Stephen Marks looks at the latest rush by China and countries in the middle east to sign lease agreements in poor countries for agricultural production, and what this trend means in terms of food security and access to arable land for local populations.
The Kenyan President, Mwai Kibaki, returned from a visit to Qatar on Monday. His spokesman said the request for land in the Tana River delta, south of Lamu, was being seriously considered. “Nothing comes for free. If you want people to invest in your country then you have to make concessions,” the spokesman said.
Qatar has asked Kenya to lease it 40,000 hectares of land to grow crops as part of a proposed package that would also see the Gulf state fund a new £2.4bn port on the popular tourist island of Lamu off the east African country.

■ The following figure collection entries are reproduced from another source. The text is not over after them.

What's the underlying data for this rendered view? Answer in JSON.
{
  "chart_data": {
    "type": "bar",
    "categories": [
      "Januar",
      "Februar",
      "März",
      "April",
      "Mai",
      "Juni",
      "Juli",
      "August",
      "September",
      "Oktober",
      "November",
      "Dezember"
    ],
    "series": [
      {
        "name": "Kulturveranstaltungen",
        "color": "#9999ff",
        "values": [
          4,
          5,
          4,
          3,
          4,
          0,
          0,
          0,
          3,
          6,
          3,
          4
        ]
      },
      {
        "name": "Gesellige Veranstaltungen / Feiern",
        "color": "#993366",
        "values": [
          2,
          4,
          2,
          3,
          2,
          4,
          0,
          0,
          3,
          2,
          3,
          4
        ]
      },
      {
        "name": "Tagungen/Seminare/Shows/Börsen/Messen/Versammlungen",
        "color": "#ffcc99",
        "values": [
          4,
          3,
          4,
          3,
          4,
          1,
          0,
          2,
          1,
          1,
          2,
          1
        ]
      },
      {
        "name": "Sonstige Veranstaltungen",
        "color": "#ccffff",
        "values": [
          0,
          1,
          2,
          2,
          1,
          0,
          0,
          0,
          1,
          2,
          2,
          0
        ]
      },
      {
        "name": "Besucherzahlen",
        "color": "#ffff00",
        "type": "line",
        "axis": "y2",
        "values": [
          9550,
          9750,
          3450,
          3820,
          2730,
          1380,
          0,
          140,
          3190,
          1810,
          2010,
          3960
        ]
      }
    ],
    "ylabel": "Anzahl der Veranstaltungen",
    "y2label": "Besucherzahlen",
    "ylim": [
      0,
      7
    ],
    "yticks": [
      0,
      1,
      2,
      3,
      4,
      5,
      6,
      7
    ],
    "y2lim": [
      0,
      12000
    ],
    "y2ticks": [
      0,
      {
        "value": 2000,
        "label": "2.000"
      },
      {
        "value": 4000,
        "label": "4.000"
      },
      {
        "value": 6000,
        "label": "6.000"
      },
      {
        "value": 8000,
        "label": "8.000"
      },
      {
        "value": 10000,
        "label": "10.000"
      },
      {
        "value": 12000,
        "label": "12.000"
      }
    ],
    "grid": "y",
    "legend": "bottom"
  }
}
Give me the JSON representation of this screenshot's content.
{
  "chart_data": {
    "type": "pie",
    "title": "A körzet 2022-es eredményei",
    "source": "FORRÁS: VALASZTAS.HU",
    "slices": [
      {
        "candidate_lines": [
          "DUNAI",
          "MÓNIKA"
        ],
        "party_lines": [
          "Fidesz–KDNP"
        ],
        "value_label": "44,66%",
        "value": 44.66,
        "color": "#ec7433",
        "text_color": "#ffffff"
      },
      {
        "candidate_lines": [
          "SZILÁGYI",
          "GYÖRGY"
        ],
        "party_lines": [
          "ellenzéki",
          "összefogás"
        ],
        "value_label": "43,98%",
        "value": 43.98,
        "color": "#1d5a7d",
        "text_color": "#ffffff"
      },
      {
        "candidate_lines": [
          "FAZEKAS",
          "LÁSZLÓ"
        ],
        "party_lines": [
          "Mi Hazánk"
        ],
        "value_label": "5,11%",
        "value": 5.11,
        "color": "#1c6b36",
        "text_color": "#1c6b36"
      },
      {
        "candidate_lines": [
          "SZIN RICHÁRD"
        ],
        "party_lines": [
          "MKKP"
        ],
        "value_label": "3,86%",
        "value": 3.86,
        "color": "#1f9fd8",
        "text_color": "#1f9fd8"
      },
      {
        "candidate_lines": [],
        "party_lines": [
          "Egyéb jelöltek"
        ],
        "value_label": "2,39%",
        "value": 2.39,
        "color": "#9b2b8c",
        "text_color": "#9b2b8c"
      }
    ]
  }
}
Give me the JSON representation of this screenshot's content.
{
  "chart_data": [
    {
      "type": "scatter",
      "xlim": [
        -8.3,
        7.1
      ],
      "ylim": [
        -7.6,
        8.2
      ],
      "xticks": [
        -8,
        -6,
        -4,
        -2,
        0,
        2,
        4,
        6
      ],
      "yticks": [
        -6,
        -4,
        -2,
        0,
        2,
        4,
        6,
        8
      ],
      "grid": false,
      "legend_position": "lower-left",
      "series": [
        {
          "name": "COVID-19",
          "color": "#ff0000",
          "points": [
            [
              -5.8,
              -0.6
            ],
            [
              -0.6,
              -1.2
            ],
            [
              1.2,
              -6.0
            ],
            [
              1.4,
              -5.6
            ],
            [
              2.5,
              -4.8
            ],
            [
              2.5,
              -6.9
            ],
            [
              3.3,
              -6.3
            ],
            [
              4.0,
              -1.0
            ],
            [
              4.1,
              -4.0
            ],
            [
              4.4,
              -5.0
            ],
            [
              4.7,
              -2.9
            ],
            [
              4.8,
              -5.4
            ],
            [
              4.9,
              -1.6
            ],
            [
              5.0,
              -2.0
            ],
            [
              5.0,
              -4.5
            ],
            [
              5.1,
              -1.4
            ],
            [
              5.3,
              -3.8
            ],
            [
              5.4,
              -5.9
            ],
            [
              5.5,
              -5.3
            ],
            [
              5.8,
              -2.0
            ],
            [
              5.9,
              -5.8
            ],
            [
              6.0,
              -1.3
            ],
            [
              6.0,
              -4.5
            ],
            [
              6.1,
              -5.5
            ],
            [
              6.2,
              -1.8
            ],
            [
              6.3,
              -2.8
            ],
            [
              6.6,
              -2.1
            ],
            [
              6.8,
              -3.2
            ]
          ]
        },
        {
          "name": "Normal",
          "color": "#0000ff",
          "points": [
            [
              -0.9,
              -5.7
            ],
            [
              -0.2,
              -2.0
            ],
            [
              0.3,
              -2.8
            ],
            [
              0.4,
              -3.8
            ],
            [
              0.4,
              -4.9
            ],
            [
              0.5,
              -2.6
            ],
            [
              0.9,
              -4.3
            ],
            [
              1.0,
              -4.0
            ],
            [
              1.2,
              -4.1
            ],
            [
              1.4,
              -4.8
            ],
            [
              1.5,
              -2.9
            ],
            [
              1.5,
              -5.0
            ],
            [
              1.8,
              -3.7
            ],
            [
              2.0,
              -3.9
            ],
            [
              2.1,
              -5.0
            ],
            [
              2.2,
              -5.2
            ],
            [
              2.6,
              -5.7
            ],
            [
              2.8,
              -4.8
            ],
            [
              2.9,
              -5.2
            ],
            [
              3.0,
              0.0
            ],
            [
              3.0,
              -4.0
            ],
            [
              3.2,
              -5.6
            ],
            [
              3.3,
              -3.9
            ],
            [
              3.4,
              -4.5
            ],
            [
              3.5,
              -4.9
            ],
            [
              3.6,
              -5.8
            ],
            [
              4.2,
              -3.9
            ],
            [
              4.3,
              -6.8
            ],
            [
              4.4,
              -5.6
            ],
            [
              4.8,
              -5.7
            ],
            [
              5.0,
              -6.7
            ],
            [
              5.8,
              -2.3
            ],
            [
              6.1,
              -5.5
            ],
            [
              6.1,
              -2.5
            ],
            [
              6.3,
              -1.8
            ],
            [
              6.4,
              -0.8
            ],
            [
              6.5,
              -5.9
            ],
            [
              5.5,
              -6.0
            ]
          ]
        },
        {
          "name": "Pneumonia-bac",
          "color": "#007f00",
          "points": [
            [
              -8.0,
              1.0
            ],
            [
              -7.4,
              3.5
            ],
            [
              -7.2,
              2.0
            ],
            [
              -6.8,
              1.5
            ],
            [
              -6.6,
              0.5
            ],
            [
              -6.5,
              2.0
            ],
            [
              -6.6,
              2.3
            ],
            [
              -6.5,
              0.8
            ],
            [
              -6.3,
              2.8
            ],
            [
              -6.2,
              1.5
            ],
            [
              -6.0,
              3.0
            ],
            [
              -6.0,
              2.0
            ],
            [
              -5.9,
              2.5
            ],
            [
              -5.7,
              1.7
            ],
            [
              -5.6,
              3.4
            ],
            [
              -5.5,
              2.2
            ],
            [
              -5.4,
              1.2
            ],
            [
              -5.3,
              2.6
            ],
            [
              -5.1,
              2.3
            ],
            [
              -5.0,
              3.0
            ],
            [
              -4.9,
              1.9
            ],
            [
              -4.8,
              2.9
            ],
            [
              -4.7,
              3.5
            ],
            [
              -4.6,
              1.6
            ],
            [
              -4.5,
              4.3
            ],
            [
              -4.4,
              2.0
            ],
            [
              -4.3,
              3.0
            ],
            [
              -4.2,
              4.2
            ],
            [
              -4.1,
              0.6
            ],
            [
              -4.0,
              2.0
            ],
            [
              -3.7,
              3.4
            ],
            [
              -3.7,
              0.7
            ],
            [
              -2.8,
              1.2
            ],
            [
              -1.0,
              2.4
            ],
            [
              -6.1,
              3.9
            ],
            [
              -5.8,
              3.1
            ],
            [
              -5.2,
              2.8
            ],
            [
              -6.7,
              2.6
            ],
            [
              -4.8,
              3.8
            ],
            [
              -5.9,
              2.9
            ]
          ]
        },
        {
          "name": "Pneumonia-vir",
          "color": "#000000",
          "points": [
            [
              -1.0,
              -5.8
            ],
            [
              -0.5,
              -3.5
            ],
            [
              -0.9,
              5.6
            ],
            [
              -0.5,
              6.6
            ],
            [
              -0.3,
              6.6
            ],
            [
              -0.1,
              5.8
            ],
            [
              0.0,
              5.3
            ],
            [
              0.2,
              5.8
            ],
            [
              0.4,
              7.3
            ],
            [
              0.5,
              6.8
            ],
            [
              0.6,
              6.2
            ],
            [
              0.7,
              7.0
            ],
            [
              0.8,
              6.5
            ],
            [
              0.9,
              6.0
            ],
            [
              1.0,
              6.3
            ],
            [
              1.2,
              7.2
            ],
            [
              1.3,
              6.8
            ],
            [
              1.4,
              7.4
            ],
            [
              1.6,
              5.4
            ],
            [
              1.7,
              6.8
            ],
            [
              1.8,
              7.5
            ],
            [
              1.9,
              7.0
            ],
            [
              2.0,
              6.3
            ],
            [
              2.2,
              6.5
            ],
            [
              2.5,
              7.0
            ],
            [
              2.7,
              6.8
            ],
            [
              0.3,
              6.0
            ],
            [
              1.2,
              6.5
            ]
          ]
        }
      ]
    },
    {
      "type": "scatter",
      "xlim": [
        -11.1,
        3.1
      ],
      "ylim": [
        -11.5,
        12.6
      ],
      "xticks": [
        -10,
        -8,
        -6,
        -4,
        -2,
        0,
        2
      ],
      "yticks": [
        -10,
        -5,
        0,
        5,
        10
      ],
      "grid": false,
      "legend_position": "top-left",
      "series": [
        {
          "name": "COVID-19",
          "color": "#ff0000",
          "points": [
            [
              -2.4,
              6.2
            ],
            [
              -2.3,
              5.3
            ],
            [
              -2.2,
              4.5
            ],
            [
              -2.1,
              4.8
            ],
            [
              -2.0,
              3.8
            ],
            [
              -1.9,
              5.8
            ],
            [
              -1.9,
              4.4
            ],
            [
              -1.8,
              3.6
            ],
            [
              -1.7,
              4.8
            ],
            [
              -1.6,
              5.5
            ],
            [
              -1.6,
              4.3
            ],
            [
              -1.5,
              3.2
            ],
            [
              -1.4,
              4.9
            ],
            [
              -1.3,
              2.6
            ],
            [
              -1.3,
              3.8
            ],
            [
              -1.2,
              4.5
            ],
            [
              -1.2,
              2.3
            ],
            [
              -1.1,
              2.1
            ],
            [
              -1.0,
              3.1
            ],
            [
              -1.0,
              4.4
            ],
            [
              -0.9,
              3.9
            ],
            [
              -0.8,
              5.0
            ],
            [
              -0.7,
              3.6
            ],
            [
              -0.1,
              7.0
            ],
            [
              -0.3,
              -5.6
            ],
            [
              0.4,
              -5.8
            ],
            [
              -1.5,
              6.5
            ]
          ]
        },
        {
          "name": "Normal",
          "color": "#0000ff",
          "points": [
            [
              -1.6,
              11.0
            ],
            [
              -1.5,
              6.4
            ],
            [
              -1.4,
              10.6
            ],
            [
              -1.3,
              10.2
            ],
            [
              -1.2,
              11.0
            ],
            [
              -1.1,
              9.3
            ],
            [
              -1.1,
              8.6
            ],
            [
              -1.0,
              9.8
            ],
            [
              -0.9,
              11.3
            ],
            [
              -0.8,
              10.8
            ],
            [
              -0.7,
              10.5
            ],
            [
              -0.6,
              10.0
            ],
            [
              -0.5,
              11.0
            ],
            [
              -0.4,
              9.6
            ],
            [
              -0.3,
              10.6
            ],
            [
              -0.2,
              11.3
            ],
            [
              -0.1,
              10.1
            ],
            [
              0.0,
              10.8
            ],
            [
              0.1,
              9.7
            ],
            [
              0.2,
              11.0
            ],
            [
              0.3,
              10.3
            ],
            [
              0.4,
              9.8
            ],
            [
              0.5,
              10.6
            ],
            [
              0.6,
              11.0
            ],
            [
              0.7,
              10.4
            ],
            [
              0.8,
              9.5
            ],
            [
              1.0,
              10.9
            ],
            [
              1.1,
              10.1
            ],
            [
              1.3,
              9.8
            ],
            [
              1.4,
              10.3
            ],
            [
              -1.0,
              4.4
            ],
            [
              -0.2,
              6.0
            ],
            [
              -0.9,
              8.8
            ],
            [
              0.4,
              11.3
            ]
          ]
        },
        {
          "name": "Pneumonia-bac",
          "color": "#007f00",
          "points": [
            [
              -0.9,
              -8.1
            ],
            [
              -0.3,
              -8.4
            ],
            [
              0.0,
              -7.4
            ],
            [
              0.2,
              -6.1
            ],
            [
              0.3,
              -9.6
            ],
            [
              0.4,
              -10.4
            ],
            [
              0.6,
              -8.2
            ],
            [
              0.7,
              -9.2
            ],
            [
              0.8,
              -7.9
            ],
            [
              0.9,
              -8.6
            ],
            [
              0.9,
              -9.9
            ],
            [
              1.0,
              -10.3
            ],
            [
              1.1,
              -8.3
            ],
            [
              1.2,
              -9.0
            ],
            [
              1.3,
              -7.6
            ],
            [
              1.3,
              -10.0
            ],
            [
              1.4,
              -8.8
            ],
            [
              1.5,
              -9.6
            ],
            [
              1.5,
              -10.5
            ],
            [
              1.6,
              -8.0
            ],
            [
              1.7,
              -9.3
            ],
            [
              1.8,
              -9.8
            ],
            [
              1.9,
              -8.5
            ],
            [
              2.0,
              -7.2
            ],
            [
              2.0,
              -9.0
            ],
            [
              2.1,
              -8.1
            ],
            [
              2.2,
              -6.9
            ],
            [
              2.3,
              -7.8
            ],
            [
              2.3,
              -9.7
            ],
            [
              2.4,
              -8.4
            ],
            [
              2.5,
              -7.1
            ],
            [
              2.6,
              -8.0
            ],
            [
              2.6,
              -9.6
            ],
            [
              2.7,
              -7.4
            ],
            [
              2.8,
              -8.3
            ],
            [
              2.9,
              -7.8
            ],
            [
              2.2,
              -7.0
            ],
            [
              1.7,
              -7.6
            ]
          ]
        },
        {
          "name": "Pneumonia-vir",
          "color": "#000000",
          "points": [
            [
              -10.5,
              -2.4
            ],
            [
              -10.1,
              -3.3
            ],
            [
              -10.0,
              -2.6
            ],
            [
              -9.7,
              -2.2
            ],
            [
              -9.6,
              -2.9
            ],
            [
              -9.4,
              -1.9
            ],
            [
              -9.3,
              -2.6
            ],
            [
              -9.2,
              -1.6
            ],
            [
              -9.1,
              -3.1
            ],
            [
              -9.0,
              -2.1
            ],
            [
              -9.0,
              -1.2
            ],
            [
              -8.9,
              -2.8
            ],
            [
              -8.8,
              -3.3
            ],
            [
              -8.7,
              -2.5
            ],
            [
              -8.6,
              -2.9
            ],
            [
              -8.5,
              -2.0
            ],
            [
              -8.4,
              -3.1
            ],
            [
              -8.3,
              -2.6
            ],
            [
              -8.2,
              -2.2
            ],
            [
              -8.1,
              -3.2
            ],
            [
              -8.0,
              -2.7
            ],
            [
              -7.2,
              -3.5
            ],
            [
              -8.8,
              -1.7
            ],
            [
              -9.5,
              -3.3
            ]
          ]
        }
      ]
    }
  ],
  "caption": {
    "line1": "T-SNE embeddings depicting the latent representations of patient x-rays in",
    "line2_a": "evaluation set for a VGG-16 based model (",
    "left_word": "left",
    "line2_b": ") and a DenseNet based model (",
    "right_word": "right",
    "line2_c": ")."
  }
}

Cambodia is in talks with several Asian and Middle Eastern governments to receive as much as $3bn in agricultural investment in return for millions of hectares in land concessions, according to a senior government official.
South Korea's Daewoo Logistics will plant corn in Madagascar, a company official said on Tuesday, with a long-term aim to replace more than half the corn it currently imports from mostly the United States.
The deputy leader of the Democratic Left Party (DSP) Turkey has stated that Turkey possesses some great advantages in agriculture, despite the major problems that remain in place in the sector, but emphasized that it is a mistake to sell agricultural land to foreigners.
Once committed largely to perceived safe-haven investments in the United States, Gulf nations are now looking to send their petrodollar surpluses towards a more exotic global destination: Southeast Asian farmland.